Association of serum beta 2-microglobulin with H-2 class I heavy chains on the surface of mouse cells in culture.

It was found that bovine serum beta 2m binds to the H-2 class I heavy chains on the cells surface of mouse L cells during cultivation of the cells in medium supplemented with fetal calf serum (FCS). This conclusion is based on the following observations. 1) Syngeneic C3H antisera against mouse L cells in culture with FCS (anti-L-FCS sera) were found to react with the 48K and 12K dalton molecules on the mouse L cells. 2) When mouse L cells were cultured in medium supplemented with mouse serum or human serum, the anti-L-FCS sera did not detect any molecule on the L cells. 3) The anti-L-FCS sera immunoprecipitated bovine class I antigen on mono-nuclear cells from a cow. Two-dimensional (2-D) gel electrophoresis showed that the heavy chain detected by anti-L-FCS sera on the mouse L cells in culture with FCS was identical to the mouse H-2 class I heavy chain, but the light chain was identical to the bovine beta 2m. 4) Anti-H-2Kk and anti-H-2Dk sera detected bovine beta 2m in association with H-2 class I antigens on mouse L cells.

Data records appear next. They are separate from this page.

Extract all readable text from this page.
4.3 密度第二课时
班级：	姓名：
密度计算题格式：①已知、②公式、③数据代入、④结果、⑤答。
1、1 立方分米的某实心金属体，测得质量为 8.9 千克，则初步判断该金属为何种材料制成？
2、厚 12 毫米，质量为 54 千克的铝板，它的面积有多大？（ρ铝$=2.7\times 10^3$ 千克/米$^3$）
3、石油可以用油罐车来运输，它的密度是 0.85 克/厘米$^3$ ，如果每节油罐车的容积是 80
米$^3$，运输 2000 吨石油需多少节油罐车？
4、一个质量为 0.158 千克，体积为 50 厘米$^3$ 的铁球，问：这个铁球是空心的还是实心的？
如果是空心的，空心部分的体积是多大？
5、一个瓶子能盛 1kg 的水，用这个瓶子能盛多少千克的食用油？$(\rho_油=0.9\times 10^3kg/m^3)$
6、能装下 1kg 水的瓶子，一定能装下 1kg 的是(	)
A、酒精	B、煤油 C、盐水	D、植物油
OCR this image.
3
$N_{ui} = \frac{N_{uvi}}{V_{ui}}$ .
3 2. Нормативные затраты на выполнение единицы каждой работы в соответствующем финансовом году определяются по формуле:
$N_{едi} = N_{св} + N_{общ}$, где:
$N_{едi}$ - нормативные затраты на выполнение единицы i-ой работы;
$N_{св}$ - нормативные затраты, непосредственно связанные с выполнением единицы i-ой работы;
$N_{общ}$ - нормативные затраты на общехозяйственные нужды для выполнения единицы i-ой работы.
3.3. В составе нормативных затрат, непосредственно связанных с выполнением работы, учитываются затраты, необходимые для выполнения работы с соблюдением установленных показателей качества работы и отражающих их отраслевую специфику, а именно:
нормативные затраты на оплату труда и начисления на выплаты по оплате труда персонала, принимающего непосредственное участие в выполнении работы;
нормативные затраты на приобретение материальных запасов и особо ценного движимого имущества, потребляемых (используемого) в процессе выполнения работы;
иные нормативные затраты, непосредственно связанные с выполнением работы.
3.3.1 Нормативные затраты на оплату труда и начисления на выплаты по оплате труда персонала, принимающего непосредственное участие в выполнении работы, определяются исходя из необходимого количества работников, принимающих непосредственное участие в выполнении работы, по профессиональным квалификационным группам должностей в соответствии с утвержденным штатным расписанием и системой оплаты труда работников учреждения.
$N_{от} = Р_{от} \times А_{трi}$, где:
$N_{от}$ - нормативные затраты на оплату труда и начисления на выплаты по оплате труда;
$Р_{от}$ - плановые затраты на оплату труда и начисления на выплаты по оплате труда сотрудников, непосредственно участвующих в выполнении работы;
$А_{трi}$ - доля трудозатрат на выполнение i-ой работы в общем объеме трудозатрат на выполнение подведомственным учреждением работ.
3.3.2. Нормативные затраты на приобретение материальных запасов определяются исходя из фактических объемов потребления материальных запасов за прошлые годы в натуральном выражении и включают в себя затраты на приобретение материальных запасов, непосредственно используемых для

The association of serum beta 2m and mouse class I antigens was further examined by 2-D gel electrophoresis by using combinations of normal mouse lymphocytes and FCS, or of mouse L cells and human serum, or of mouse L cells and C57BL/6 mouse serum. The results indicate that H-2 antigen does not have an additional binding site for serum beta 2m other than that for light chain. In addition, the results suggest that the light chains of H-2Kk and H-2Dk antigens have different reactivities to anti-beta 2m antibody from each other, probably due to a difference in configurations of their molecules.